Architecture Overview
PADO Hologram is structured as a layered repository rather than a monolithic
framework.
Abstract
Think of the repository as two cooperating layers: a smaller wave-optics engine and a higher-level CGH framework built on top of it.
The Main Split
pado: the optics corepado_hologram: the higher-level holography layer
This split matters because holography workflows often need more than wave propagation alone. They need targets, optimization loops, device models, experiment orchestration, and reproducibility tooling.

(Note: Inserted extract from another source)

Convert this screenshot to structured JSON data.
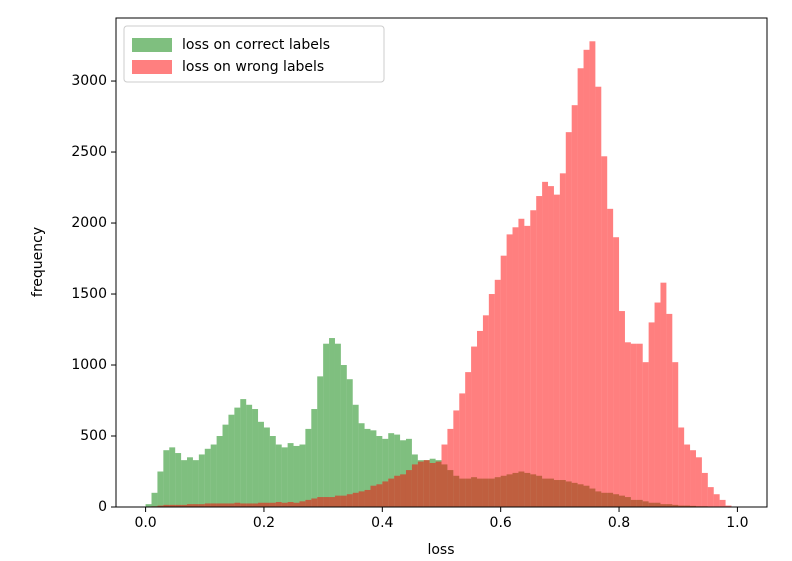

Why Not Put Everything Into pado?
If the entire CGH stack were pushed into the core package, the result would be a larger and less stable optics library. The current structure tries to preserve the strengths of the original core while giving holography-specific logic room to grow.
That means:
- the optics layer stays smaller and easier to reason about
- holography features can expand without forcing every optics user to adopt them
- contributors can work on upper-layer workflows without destabilizing the lower layer
Relation to Earlier Research Stacks
The repository direction is informed by the kinds of needs that older projects
such as holotorch made clear:
- higher-level holography workflows matter
- experiment composition matters
- device-aware abstractions matter
The goal here is not to clone those stacks, but to rebuild the useful ideas in a
smaller, clearer, and more maintainable form on top of PADO.

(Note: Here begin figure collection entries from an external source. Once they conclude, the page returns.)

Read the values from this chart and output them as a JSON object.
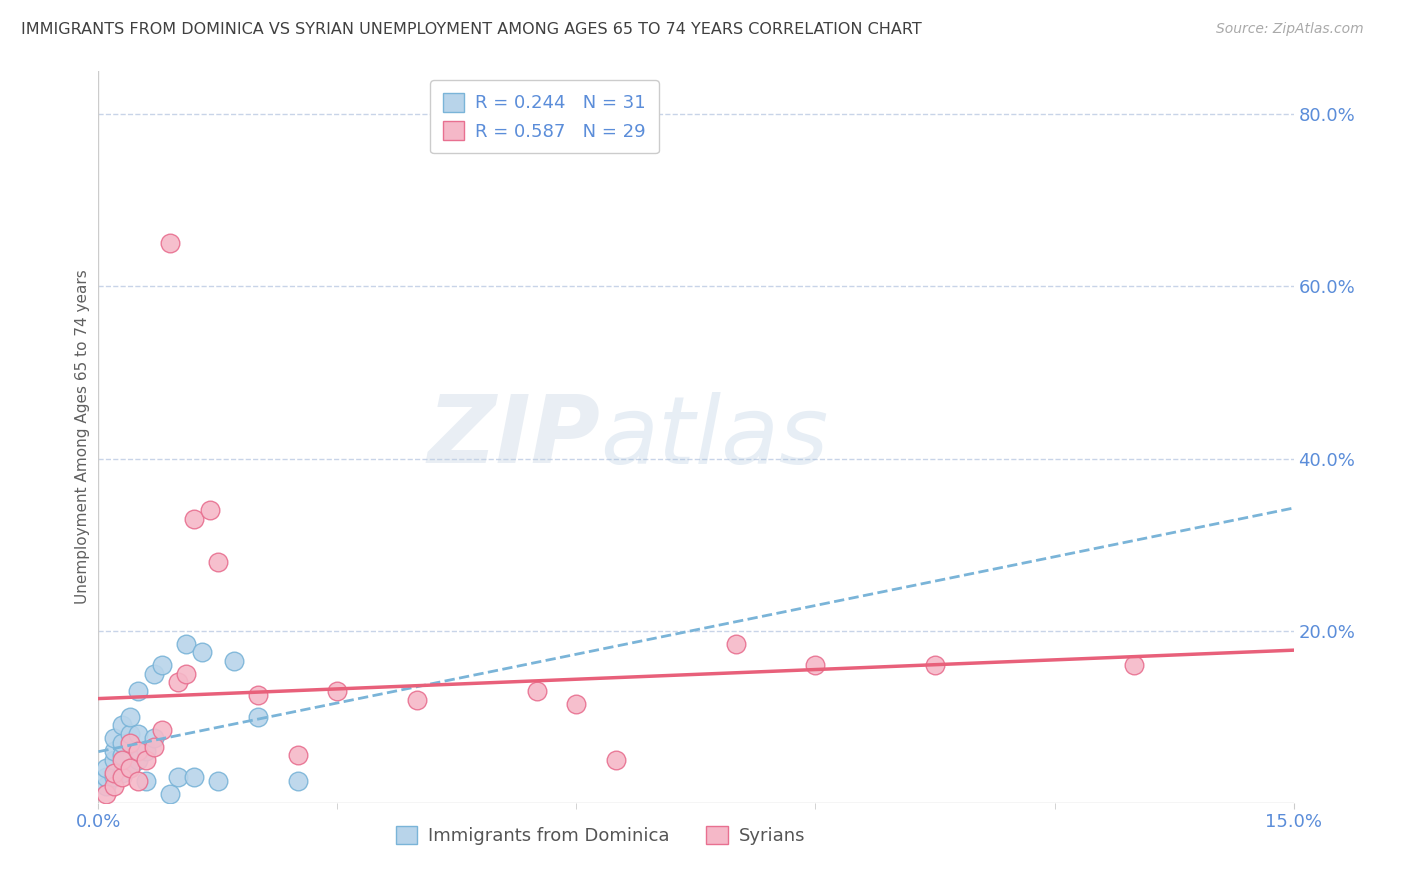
{
  "title": "IMMIGRANTS FROM DOMINICA VS SYRIAN UNEMPLOYMENT AMONG AGES 65 TO 74 YEARS CORRELATION CHART",
  "source": "Source: ZipAtlas.com",
  "ylabel": "Unemployment Among Ages 65 to 74 years",
  "xlim": [
    0.0,
    0.15
  ],
  "ylim": [
    0.0,
    0.85
  ],
  "ytick_labels_right": [
    "20.0%",
    "40.0%",
    "60.0%",
    "80.0%"
  ],
  "ytick_positions_right": [
    0.2,
    0.4,
    0.6,
    0.8
  ],
  "dominica_color": "#b8d4ea",
  "syrian_color": "#f5b8c8",
  "dominica_edge_color": "#7ab4d8",
  "syrian_edge_color": "#e87090",
  "dominica_line_color": "#7ab4d8",
  "syrian_line_color": "#e8607a",
  "legend_dominica": "R = 0.244   N = 31",
  "legend_syrian": "R = 0.587   N = 29",
  "dominica_x": [
    0.001,
    0.001,
    0.001,
    0.002,
    0.002,
    0.002,
    0.002,
    0.003,
    0.003,
    0.003,
    0.003,
    0.004,
    0.004,
    0.004,
    0.005,
    0.005,
    0.005,
    0.006,
    0.006,
    0.007,
    0.007,
    0.008,
    0.009,
    0.01,
    0.011,
    0.012,
    0.013,
    0.015,
    0.017,
    0.02,
    0.025
  ],
  "dominica_y": [
    0.02,
    0.03,
    0.04,
    0.03,
    0.05,
    0.06,
    0.075,
    0.035,
    0.055,
    0.07,
    0.09,
    0.04,
    0.08,
    0.1,
    0.05,
    0.08,
    0.13,
    0.025,
    0.06,
    0.075,
    0.15,
    0.16,
    0.01,
    0.03,
    0.185,
    0.03,
    0.175,
    0.025,
    0.165,
    0.1,
    0.025
  ],
  "syrian_x": [
    0.001,
    0.002,
    0.002,
    0.003,
    0.003,
    0.004,
    0.004,
    0.005,
    0.005,
    0.006,
    0.007,
    0.008,
    0.009,
    0.01,
    0.011,
    0.012,
    0.014,
    0.015,
    0.02,
    0.025,
    0.03,
    0.04,
    0.055,
    0.06,
    0.065,
    0.08,
    0.09,
    0.105,
    0.13
  ],
  "syrian_y": [
    0.01,
    0.02,
    0.035,
    0.03,
    0.05,
    0.04,
    0.07,
    0.025,
    0.06,
    0.05,
    0.065,
    0.085,
    0.65,
    0.14,
    0.15,
    0.33,
    0.34,
    0.28,
    0.125,
    0.055,
    0.13,
    0.12,
    0.13,
    0.115,
    0.05,
    0.185,
    0.16,
    0.16,
    0.16
  ],
  "watermark_zip": "ZIP",
  "watermark_atlas": "atlas",
  "background_color": "#ffffff",
  "grid_color": "#c8d4e8",
  "title_color": "#404040",
  "axis_label_color": "#606060",
  "tick_color": "#5b8dd9",
  "source_color": "#aaaaaa"
}
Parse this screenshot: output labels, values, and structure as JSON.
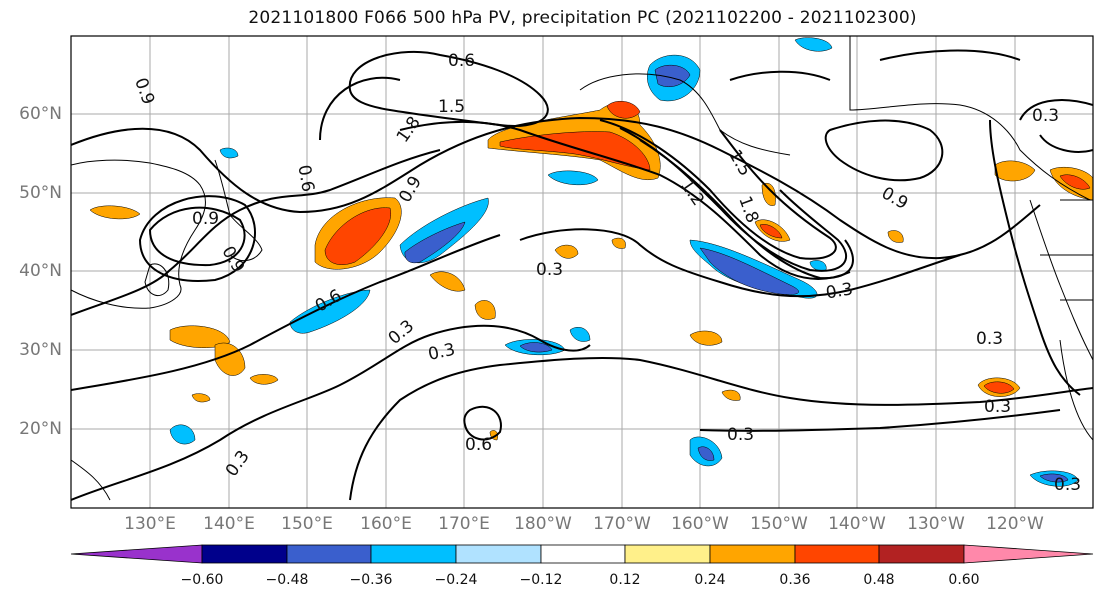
{
  "title": "2021101800 F066 500 hPa PV, precipitation PC (2021102200 - 2021102300)",
  "lat_labels": [
    "60°N",
    "50°N",
    "40°N",
    "30°N",
    "20°N"
  ],
  "lon_labels": [
    "130°E",
    "140°E",
    "150°E",
    "160°E",
    "170°E",
    "180°W",
    "170°W",
    "160°W",
    "150°W",
    "140°W",
    "130°W",
    "120°W"
  ],
  "contour_labels": [
    "0.9",
    "0.6",
    "1.5",
    "1.8",
    "0.9",
    "0.6",
    "0.9",
    "0.9",
    "0.3",
    "0.6",
    "0.3",
    "0.3",
    "0.6",
    "0.3",
    "1.5",
    "1.2",
    "1.8",
    "0.3",
    "0.9",
    "0.3",
    "0.3",
    "0.3",
    "0.3",
    "0.3"
  ],
  "colorbar": {
    "tick_labels": [
      "−0.60",
      "−0.48",
      "−0.36",
      "−0.24",
      "−0.12",
      "0.12",
      "0.24",
      "0.36",
      "0.48",
      "0.60"
    ],
    "colors": [
      "#9932cc",
      "#00008b",
      "#3a5fcd",
      "#00bfff",
      "#b0e2ff",
      "#ffffff",
      "#fff08a",
      "#ffa500",
      "#ff4500",
      "#b22222",
      "#ff88aa"
    ]
  },
  "map_extent": {
    "lon_min": 120,
    "lon_max": 245,
    "lat_min": 10,
    "lat_max": 70
  },
  "colors": {
    "frame": "#000000",
    "grid": "#aaaaaa",
    "axis_text": "#777777"
  }
}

Optional NVIDIA Warp Layer
PADO Hologram also now includes an optional NVIDIA Warp integration.
The intended role of Warp here is specific:
- not to replace every propagation path
- not to force the optics core away from PyTorch
- to provide a maintainable home for future custom holography kernels
Current integration points include:
- the DPAC checkerboard kernel path
- primitive-scene Gaussian splat backends
- exact primitive-based GWS/RPWS renderer paths
That makes the current Warp layer meaningful without overstating what has already been moved.
Current End-to-End Path
At a high level, a typical workflow looks like this:
- define a source plane through
SourceSpec - define propagation through
PropagationSpec - define a reconstruction target
- optimize or encode a phase pattern
- apply optional LCOS/SLM modeling
- propagate to one or more observation planes
- evaluate intensity or amplitude metrics
This is the conceptual backbone of the current pado_hologram package.